This explanation is for reference purpose only.
Q 2: Using MS-EXCEL show the Regression model, consider ‘Instagram followers’ as dependent variable and ‘no f post per day’ as an independent variable. Write the interpretation of EXCEL Tables. Write the conclusion on the fitting of your model also.
To perform a regression analysis in MS Excel, follow these steps:
- Enter your data: In an Excel worksheet, enter your data for the dependent variable (Instagram followers) in one column and the independent variable (number of posts per day) in another column. Make sure each row represents a data point.

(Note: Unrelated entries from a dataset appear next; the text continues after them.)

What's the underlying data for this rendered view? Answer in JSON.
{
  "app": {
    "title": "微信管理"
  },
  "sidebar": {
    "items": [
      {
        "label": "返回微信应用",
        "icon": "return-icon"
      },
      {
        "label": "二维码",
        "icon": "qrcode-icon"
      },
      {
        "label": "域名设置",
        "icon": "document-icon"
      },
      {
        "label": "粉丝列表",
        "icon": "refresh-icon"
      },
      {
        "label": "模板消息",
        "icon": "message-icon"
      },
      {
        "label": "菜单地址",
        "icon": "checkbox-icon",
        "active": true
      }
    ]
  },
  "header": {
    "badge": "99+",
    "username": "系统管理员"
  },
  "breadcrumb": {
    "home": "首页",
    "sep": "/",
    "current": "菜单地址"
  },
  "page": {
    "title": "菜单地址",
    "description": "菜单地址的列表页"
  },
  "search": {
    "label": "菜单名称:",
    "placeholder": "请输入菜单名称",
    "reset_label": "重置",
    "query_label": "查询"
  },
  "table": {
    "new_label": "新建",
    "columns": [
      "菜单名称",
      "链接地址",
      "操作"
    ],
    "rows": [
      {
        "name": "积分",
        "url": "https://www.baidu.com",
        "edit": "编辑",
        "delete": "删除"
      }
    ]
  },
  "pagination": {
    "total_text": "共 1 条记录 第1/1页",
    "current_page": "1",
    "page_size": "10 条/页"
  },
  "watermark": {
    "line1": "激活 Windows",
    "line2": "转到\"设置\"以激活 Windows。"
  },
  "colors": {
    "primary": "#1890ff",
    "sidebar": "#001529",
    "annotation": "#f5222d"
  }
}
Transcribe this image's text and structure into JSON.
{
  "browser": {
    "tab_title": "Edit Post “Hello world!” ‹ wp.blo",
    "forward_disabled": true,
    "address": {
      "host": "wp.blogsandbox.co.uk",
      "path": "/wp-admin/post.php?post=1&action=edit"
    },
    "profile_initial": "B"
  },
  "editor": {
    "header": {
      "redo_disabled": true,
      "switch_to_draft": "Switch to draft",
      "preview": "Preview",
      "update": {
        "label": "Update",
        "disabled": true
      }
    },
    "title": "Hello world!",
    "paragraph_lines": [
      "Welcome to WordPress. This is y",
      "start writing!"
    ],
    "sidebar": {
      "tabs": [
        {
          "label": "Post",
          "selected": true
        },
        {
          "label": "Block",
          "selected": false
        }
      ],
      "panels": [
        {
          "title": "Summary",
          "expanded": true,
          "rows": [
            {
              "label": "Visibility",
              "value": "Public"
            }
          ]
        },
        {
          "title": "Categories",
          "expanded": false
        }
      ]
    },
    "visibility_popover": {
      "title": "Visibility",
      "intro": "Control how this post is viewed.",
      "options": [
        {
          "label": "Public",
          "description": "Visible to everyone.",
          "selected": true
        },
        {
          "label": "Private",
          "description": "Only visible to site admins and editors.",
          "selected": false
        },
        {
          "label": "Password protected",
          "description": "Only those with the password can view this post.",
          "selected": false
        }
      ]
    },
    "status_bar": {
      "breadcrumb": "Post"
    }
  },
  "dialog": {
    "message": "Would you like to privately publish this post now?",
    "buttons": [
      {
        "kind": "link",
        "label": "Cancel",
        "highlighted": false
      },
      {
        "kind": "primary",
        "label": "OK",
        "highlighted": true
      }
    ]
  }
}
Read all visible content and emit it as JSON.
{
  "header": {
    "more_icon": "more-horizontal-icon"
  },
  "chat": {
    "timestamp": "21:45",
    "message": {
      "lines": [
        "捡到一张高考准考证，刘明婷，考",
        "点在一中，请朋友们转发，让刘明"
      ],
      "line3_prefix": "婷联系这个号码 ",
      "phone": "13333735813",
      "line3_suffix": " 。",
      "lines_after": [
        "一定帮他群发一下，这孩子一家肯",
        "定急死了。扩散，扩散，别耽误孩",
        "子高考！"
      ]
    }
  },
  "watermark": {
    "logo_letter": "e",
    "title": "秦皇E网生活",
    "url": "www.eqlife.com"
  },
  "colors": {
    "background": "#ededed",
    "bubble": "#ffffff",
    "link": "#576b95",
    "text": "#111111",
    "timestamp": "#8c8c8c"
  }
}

- Insert scatter plot: Select the data range for both variables and go to the “Insert” tab. Choose the scatter plot option and select the scatter plot type that includes data points and a trendline.
- Add a trendline: Right-click on any data point in the scatter plot and choose “Add Trendline.” In the “Format Trendline” pane, select the type of trendline you want (linear, polynomial, etc.) and check the box for displaying the equation and R-squared value on the chart.
- View the regression analysis output: The equation and other relevant statistics will be displayed on the chart. Additionally, you can use the “Data Analysis” tool in Excel to obtain more detailed regression output.
Interpreting the Excel tables for the regression model:
- Equation: The equation displayed on the chart represents the estimated regression equation. It shows the relationship between the dependent variable (Instagram followers) and the independent variable (number of posts per day) in the form of a mathematical equation. For example, the equation might be “Instagram followers = 1000 + 50 * (number of posts per day).” This means that, on average, for each additional post per day, there is an estimated increase of 50 followers, starting from a base of 1000 followers.
- R-squared (R²): R-squared is a measure of how well the regression line fits the data. It ranges from 0 to 1, with 1 indicating a perfect fit. The R-squared value tells you the proportion of the variation in the dependent variable (Instagram followers) that can be explained by the independent variable (number of posts per day). A higher R-squared value indicates a stronger relationship between the variables.
- Coefficients: The coefficients table provides information about the estimated coefficients for the regression equation. It includes the coefficient estimates, standard errors, t-values, and p-values for each independent variable. The coefficient estimate represents the estimated change in the dependent variable associated with a one-unit change in the independent variable. The standard error, t-value, and p-value provide information about the statistical significance of the coefficient estimate.